After the tournament I read a tweet by Eljanov, who said he was sorry for Kramnik and this is an alarming sign for Big Vlad. The strong never evoke pity, they evoke fear. And if Kramnik starts to evoke pity, that means that people don’t fear him as he’s not strong anymore… And coming down to 2760 and number 10 on the live list plus a third (Candidates and Stavanger being the other 2) bad tournament in a row – something is definitely going on with the former world champion! All this makes me eager to see how he reacts to all these setbacks at the Olympiad, where I don’t expect his undisputed status of number 1 player in the Russian team will be affected.

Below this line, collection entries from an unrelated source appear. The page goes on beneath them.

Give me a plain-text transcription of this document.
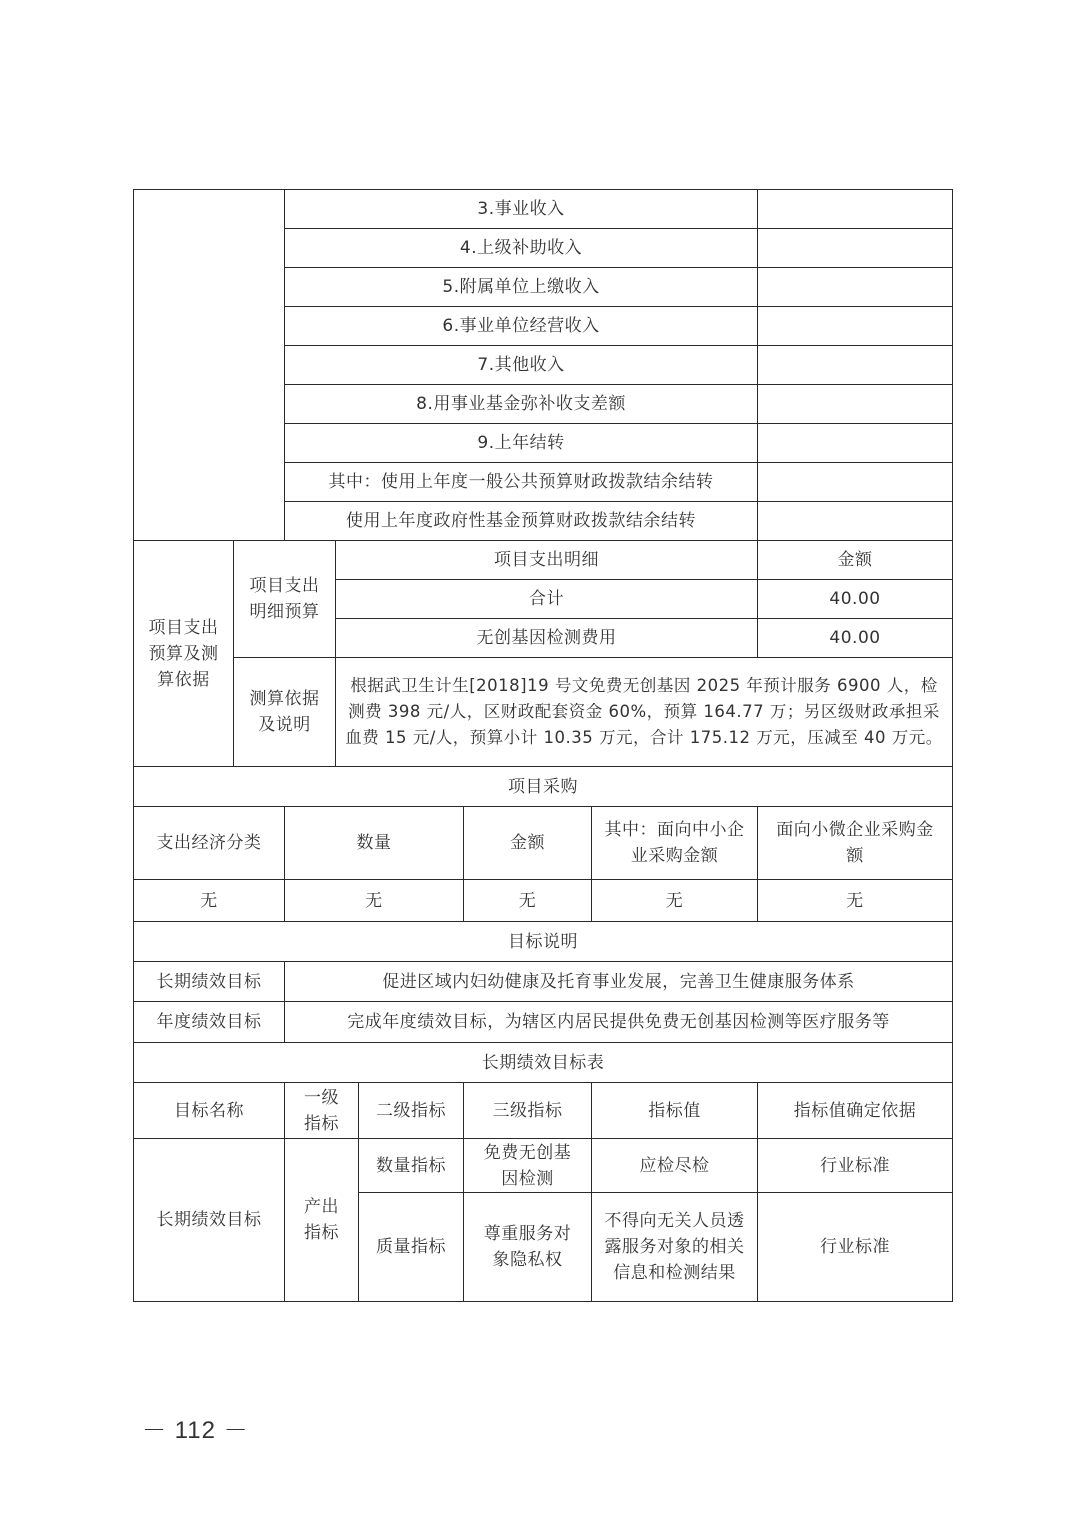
		3.事业收入					
		4.上级补助收入					
		5.附属单位上缴收入					
		6.事业单位经营收入					
		7.其他收入					
		8.用事业基金弥补收支差额					
		9.上年结转					
		其中：使用上年度一般公共预算财政拨款结余结转					
		使用上年度政府性基金预算财政拨款结余结转					
项目支出预算及测算依据	项目支出明细预算		项目支出明细				金额
			合计				40.00
			无创基因检测费用				40.00
	测算依据及说明		根据武卫生计生[2018]19 号文免费无创基因 2025 年预计服务 6900 人，检测费 398 元/人，区财政配套资金 60%，预算 164.77 万；另区级财政承担采血费 15 元/人，预算小计 10.35 万元，合计 175.12 万元，压减至 40 万元。				
项目采购							
支出经济分类		数量			金额	其中：面向中小企业采购金额	面向小微企业采购金额
无		无			无	无	无
目标说明							
长期绩效目标		促进区域内妇幼健康及托育事业发展，完善卫生健康服务体系					
年度绩效目标		完成年度绩效目标，为辖区内居民提供免费无创基因检测等医疗服务等					
长期绩效目标表							
目标名称		一级指标		二级指标	三级指标	指标值	指标值确定依据
长期绩效目标		产出指标		数量指标	免费无创基因检测	应检尽检	行业标准
				质量指标	尊重服务对象隐私权	不得向无关人员透露服务对象的相关信息和检测结果	行业标准
－ 112 －
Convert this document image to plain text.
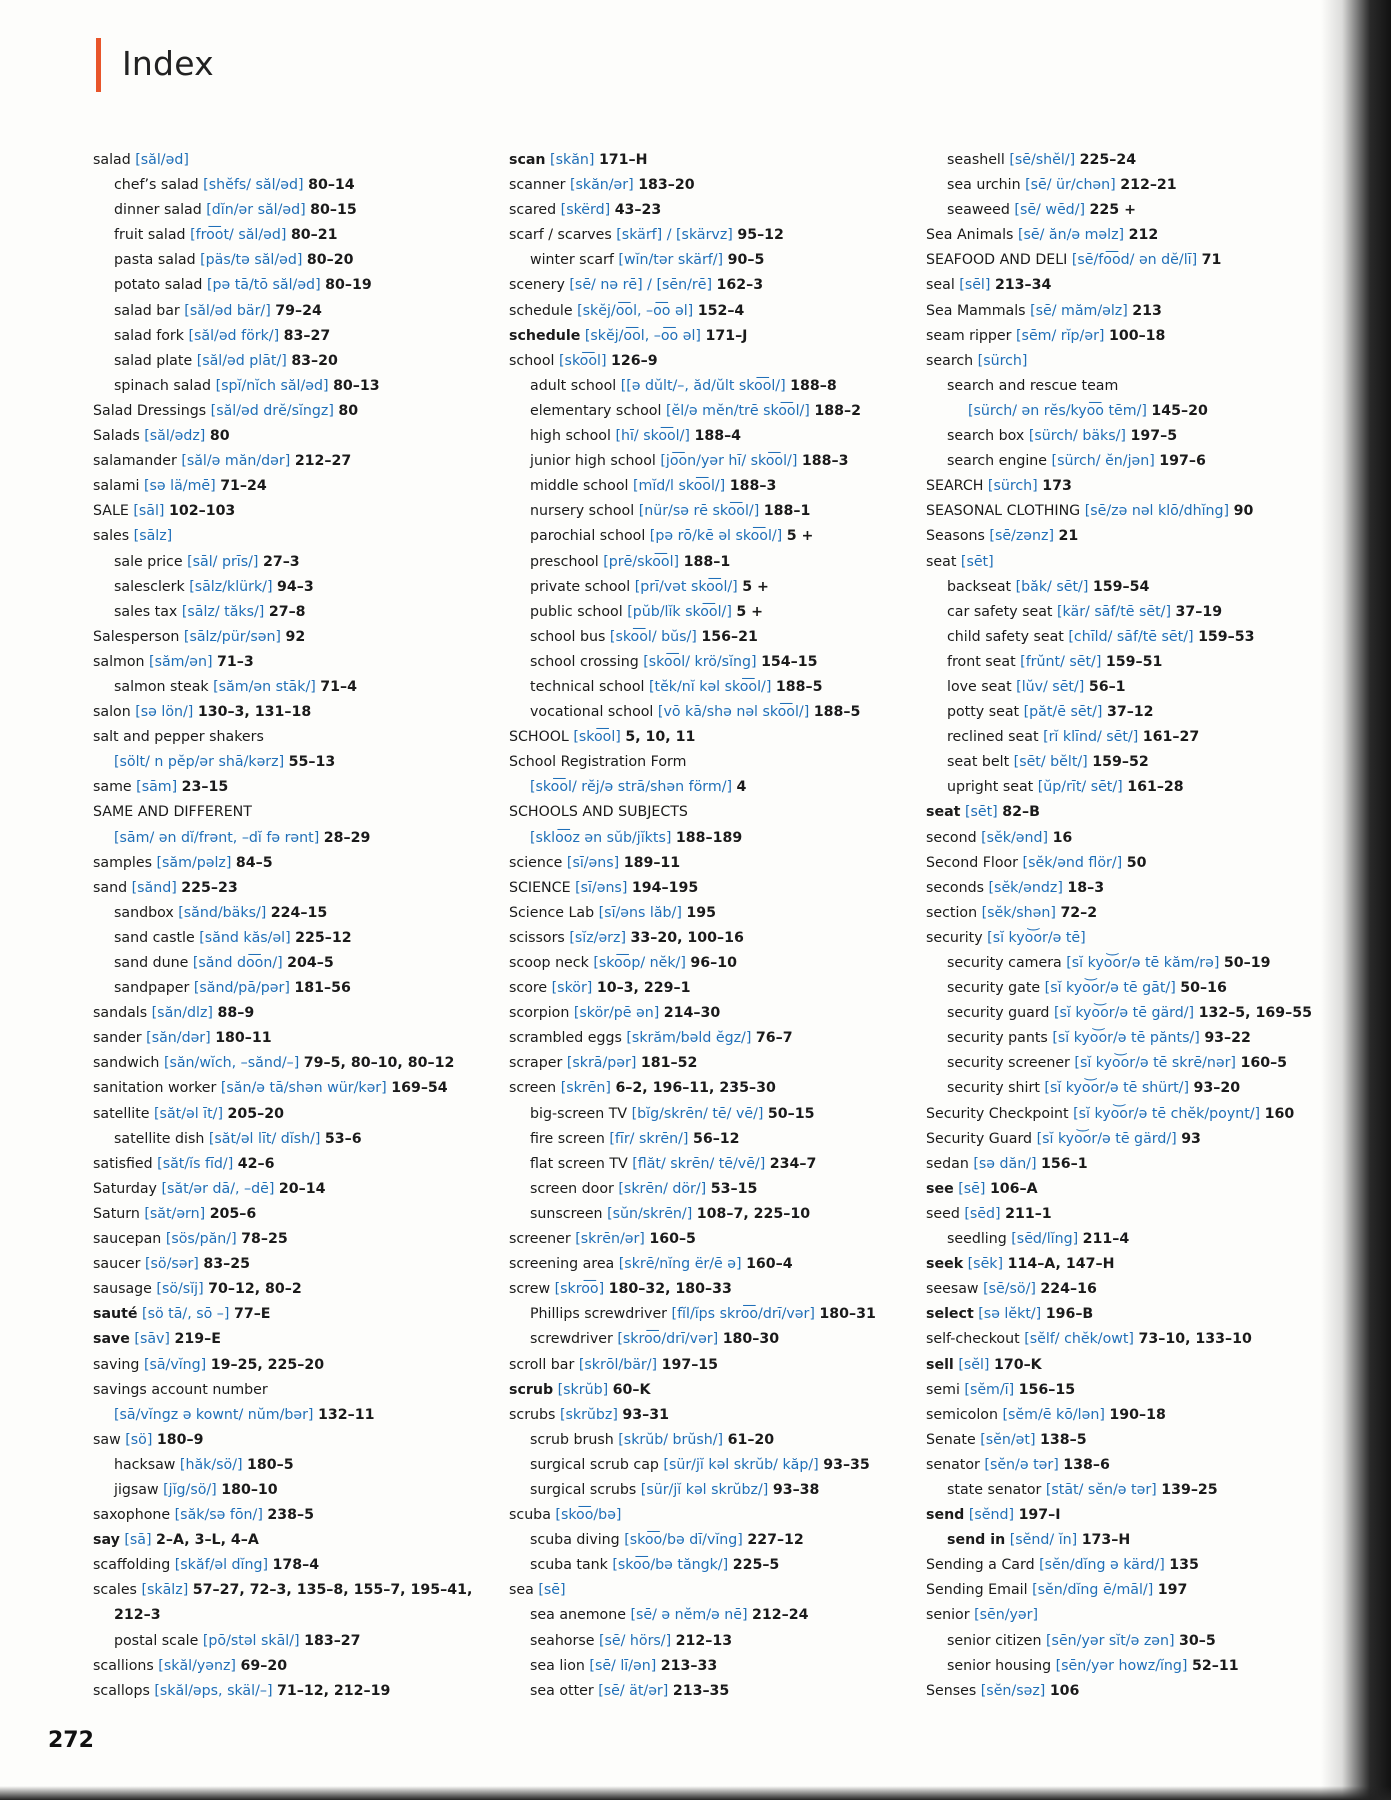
Index
salad [săl/əd]
chef’s salad [shĕfs/ săl/əd] 80–14
dinner salad [dĭn/ər săl/əd] 80–15
fruit salad [fro͞ot/ săl/əd] 80–21
pasta salad [päs/tə săl/əd] 80–20
potato salad [pə tā/tō săl/əd] 80–19
salad bar [săl/əd bär/] 79–24
salad fork [săl/əd förk/] 83–27
salad plate [săl/əd plāt/] 83–20
spinach salad [spĭ/nĭch săl/əd] 80–13
Salad Dressings [săl/əd drĕ/sĭngz] 80
Salads [săl/ədz] 80
salamander [săl/ə măn/dər] 212–27
salami [sə lä/mē] 71–24
SALE [sāl] 102–103
sales [sālz]
sale price [sāl/ prīs/] 27–3
salesclerk [sālz/klürk/] 94–3
sales tax [sālz/ tăks/] 27–8
Salesperson [sālz/pür/sən] 92
salmon [săm/ən] 71–3
salmon steak [săm/ən stāk/] 71–4
salon [sə lön/] 130–3, 131–18
salt and pepper shakers
[sölt/ n pĕp/ər shā/kərz] 55–13
same [sām] 23–15
SAME AND DIFFERENT
[sām/ ən dĭ/frənt, –dĭ fə rənt] 28–29
samples [săm/pəlz] 84–5
sand [sănd] 225–23
sandbox [sănd/bäks/] 224–15
sand castle [sănd kăs/əl] 225–12
sand dune [sănd do͞on/] 204–5
sandpaper [sănd/pā/pər] 181–56
sandals [săn/dlz] 88–9
sander [săn/dər] 180–11
sandwich [săn/wĭch, –sănd/–] 79–5, 80–10, 80–12
sanitation worker [săn/ə tā/shən wür/kər] 169–54
satellite [săt/əl īt/] 205–20
satellite dish [săt/əl līt/ dĭsh/] 53–6
satisfied [săt/ĭs fīd/] 42–6
Saturday [săt/ər dā/, –dē] 20–14
Saturn [săt/ərn] 205–6
saucepan [sös/păn/] 78–25
saucer [sö/sər] 83–25
sausage [sö/sĭj] 70–12, 80–2
sauté [sö tā/, sō –] 77–E
save [sāv] 219–E
saving [sā/vĭng] 19–25, 225–20
savings account number
[sā/vĭngz ə kownt/ nŭm/bər] 132–11
saw [sö] 180–9
hacksaw [hăk/sö/] 180–5
jigsaw [jĭg/sö/] 180–10
saxophone [săk/sə fōn/] 238–5
say [sā] 2–A, 3–L, 4–A
scaffolding [skăf/əl dĭng] 178–4
scales [skālz] 57–27, 72–3, 135–8, 155–7, 195–41,
212–3
postal scale [pō/stəl skāl/] 183–27
scallions [skăl/yənz] 69–20
scallops [skăl/əps, skäl/–] 71–12, 212–19
scan [skăn] 171–H
scanner [skăn/ər] 183–20
scared [skërd] 43–23
scarf / scarves [skärf] / [skärvz] 95–12
winter scarf [wĭn/tər skärf/] 90–5
scenery [sē/ nə rē] / [sēn/rē] 162–3
schedule [skĕj/o͞ol, –o͞o əl] 152–4
schedule [skĕj/o͞ol, –o͞o əl] 171–J
school [sko͞ol] 126–9
adult school [[ə dŭlt/–, ăd/ŭlt sko͞ol/] 188–8
elementary school [ĕl/ə mĕn/trē sko͞ol/] 188–2
high school [hī/ sko͞ol/] 188–4
junior high school [jo͞on/yər hī/ sko͞ol/] 188–3
middle school [mĭd/l sko͞ol/] 188–3
nursery school [nür/sə rē sko͞ol/] 188–1
parochial school [pə rō/kē əl sko͞ol/] 5 +
preschool [prē/sko͞ol] 188–1
private school [prī/vət sko͞ol/] 5 +
public school [pŭb/lĭk sko͞ol/] 5 +
school bus [sko͞ol/ bŭs/] 156–21
school crossing [sko͞ol/ krö/sĭng] 154–15
technical school [tĕk/nĭ kəl sko͞ol/] 188–5
vocational school [vō kā/shə nəl sko͞ol/] 188–5
SCHOOL [sko͞ol] 5, 10, 11
School Registration Form
[sko͞ol/ rĕj/ə strā/shən förm/] 4
SCHOOLS AND SUBJECTS
[sklo͞oz ən sŭb/jĭkts] 188–189
science [sī/əns] 189–11
SCIENCE [sī/əns] 194–195
Science Lab [sī/əns lăb/] 195
scissors [sĭz/ərz] 33–20, 100–16
scoop neck [sko͞op/ nĕk/] 96–10
score [skör] 10–3, 229–1
scorpion [skör/pē ən] 214–30
scrambled eggs [skrăm/bəld ĕgz/] 76–7
scraper [skrā/pər] 181–52
screen [skrēn] 6–2, 196–11, 235–30
big-screen TV [bĭg/skrēn/ tē/ vē/] 50–15
fire screen [fīr/ skrēn/] 56–12
flat screen TV [flăt/ skrēn/ tē/vē/] 234–7
screen door [skrēn/ dör/] 53–15
sunscreen [sŭn/skrēn/] 108–7, 225–10
screener [skrēn/ər] 160–5
screening area [skrē/nĭng ër/ē ə] 160–4
screw [skro͞o] 180–32, 180–33
Phillips screwdriver [fĭl/ĭps skro͞o/drī/vər] 180–31
screwdriver [skro͞o/drī/vər] 180–30
scroll bar [skrōl/bär/] 197–15
scrub [skrŭb] 60–K
scrubs [skrŭbz] 93–31
scrub brush [skrŭb/ brŭsh/] 61–20
surgical scrub cap [sür/jĭ kəl skrŭb/ kăp/] 93–35
surgical scrubs [sür/jĭ kəl skrŭbz/] 93–38
scuba [sko͞o/bə]
scuba diving [sko͞o/bə dī/vĭng] 227–12
scuba tank [sko͞o/bə tăngk/] 225–5
sea [sē]
sea anemone [sē/ ə nĕm/ə nē] 212–24
seahorse [sē/ hörs/] 212–13
sea lion [sē/ lī/ən] 213–33
sea otter [sē/ ät/ər] 213–35
seashell [sē/shĕl/] 225–24
sea urchin [sē/ ür/chən] 212–21
seaweed [sē/ wēd/] 225 +
Sea Animals [sē/ ăn/ə məlz] 212
SEAFOOD AND DELI [sē/fo͞od/ ən dĕ/lī] 71
seal [sēl] 213–34
Sea Mammals [sē/ măm/əlz] 213
seam ripper [sēm/ rĭp/ər] 100–18
search [sürch]
search and rescue team
[sürch/ ən rĕs/kyo͞o tēm/] 145–20
search box [sürch/ bäks/] 197–5
search engine [sürch/ ĕn/jən] 197–6
SEARCH [sürch] 173
SEASONAL CLOTHING [sē/zə nəl klō/dhĭng] 90
Seasons [sē/zənz] 21
seat [sēt]
backseat [băk/ sēt/] 159–54
car safety seat [kär/ sāf/tē sēt/] 37–19
child safety seat [chīld/ sāf/tē sēt/] 159–53
front seat [frŭnt/ sēt/] 159–51
love seat [lŭv/ sēt/] 56–1
potty seat [păt/ē sēt/] 37–12
reclined seat [rĭ klīnd/ sēt/] 161–27
seat belt [sēt/ bĕlt/] 159–52
upright seat [ŭp/rīt/ sēt/] 161–28
seat [sēt] 82–B
second [sĕk/ənd] 16
Second Floor [sĕk/ənd flör/] 50
seconds [sĕk/əndz] 18–3
section [sĕk/shən] 72–2
security [sĭ kyo͝or/ə tē]
security camera [sĭ kyo͝or/ə tē kăm/rə] 50–19
security gate [sĭ kyo͝or/ə tē gāt/] 50–16
security guard [sĭ kyo͝or/ə tē gärd/] 132–5, 169–55
security pants [sĭ kyo͝or/ə tē pănts/] 93–22
security screener [sĭ kyo͝or/ə tē skrē/nər] 160–5
security shirt [sĭ kyo͝or/ə tē shürt/] 93–20
Security Checkpoint [sĭ kyo͝or/ə tē chĕk/poynt/] 160
Security Guard [sĭ kyo͝or/ə tē gärd/] 93
sedan [sə dăn/] 156–1
see [sē] 106–A
seed [sēd] 211–1
seedling [sēd/lĭng] 211–4
seek [sēk] 114–A, 147–H
seesaw [sē/sö/] 224–16
select [sə lĕkt/] 196–B
self-checkout [sĕlf/ chĕk/owt] 73–10, 133–10
sell [sĕl] 170–K
semi [sĕm/ī] 156–15
semicolon [sĕm/ē kō/lən] 190–18
Senate [sĕn/ət] 138–5
senator [sĕn/ə tər] 138–6
state senator [stāt/ sĕn/ə tər] 139–25
send [sĕnd] 197–I
send in [sĕnd/ ĭn] 173–H
Sending a Card [sĕn/dĭng ə kärd/] 135
Sending Email [sĕn/dĭng ē/māl/] 197
senior [sēn/yər]
senior citizen [sēn/yər sĭt/ə zən] 30–5
senior housing [sēn/yər howz/ĭng] 52–11
Senses [sĕn/səz] 106
272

The Dortmund tournament is another one in the string of recent tournaments where a young player wins it without giving a chance to the older participants. From the supertournaments this year only the Candidates was won by a player from another generation, everything else was won by Aronian (Wijk) Carlsen (Zurich, Gashimov Memorial), Karjakin (Stavanger) and Caruana (Dortmund) and if you count the ACP Bergamo, Wesley So. The domination of these players is already obvious and So is firmly on his way to the Top 10. We’re witnessing a change of generations and these are the players who will dominate in the foreseeable future. Since their chess is very exciting, I don’t really mind that!